The boozer was built in the 1920s and its initial destruction had left locals gutted – surely it was another example of developers riding roughshod over the wants of the community?
Campaigners battled for six years against them, after bulldozers smashed down the wall revealing the pub's decorations still inside. But this time it went in favour of the underdog.
In the end, the developers were forced to rebuild the boozer brick by brick. It reopened in April 2021, despite calling time in 2015 – just two days before it was due to be recommended for Grade-II listed status by Historic England.

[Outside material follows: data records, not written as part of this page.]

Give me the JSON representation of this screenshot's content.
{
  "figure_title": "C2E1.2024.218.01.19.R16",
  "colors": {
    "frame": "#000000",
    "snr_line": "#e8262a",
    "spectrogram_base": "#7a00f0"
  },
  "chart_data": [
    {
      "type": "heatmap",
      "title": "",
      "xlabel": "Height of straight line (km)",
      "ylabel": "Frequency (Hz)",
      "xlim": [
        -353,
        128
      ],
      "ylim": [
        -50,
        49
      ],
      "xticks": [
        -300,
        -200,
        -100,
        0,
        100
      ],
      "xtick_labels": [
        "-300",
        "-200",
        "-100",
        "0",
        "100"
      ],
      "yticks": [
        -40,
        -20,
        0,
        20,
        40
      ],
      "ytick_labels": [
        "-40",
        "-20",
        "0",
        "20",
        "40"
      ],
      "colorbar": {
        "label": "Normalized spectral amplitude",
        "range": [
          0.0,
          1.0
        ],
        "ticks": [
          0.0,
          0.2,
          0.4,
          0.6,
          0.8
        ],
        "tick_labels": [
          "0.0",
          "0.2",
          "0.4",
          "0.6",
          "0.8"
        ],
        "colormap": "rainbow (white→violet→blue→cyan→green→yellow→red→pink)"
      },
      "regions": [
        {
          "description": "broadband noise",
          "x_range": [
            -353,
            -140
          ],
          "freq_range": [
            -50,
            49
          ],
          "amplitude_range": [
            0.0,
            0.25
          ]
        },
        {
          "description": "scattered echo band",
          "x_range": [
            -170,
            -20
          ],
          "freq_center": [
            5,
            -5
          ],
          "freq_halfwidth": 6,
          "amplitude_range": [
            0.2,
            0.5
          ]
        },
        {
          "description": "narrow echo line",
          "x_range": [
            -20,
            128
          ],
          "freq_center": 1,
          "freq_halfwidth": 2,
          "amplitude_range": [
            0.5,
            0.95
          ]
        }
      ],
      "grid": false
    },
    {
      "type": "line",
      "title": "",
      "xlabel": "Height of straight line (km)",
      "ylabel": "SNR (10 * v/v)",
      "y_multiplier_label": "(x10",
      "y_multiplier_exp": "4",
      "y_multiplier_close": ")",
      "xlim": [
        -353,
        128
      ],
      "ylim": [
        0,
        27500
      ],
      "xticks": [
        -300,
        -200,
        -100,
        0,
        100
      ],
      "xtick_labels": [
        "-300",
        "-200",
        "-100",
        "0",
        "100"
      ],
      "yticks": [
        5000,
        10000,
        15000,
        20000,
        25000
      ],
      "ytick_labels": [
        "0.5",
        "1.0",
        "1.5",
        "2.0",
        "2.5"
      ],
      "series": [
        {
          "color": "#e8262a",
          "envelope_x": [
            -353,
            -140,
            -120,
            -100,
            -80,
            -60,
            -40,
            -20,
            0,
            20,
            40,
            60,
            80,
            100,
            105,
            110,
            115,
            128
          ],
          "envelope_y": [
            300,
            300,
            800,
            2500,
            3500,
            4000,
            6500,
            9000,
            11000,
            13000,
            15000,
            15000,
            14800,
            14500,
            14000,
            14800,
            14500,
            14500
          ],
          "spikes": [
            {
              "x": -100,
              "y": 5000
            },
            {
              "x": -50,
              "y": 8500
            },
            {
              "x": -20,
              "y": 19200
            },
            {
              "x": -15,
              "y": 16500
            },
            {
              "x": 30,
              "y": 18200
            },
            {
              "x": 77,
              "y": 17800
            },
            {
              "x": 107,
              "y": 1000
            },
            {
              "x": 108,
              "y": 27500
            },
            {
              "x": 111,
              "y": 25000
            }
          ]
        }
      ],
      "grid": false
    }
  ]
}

Over 5,000 campaigners put pressure on Westminster Council to take action. They even admitted that the demolishers had done a good job of rebuilding it – although drew a line in their appreciation there.
James Watson, Pub Protection Officer for the Campaign for Pubs, told the Star: “The Carlton Tavern is a shining example to all local Councils to take a very firm stand to protect pubs against unauthorised demolition. Following an amazing local campaign, Westminster Council stayed strong throughout, ordering that the pub had to be rebuilt brick-by-brick, seeing off the developer’s legal challenges and ensuring they didn’t drag their heels and wriggle out of their obligations.
"Thankfully on this occasion, the Council’s decision was upheld by the planning inspector showing how a strong, joined up planning approach can work. South Staffordshire Council need to do exactly the same thing with the famous Crooked House in Himley. It needs to be clear to all developers that any unauthorised activity will lead to orders to restore and rebuild pubs.
“We also need a simple change to planning law so that no historic pub can be converted or demolished unless and until it’s been properly marketed as the independently assessed value as a pub for at least a year. Many viable are being cynically targeted as development opportunities and this needs to be stopped so that every pub has the chance of being bought as a pub."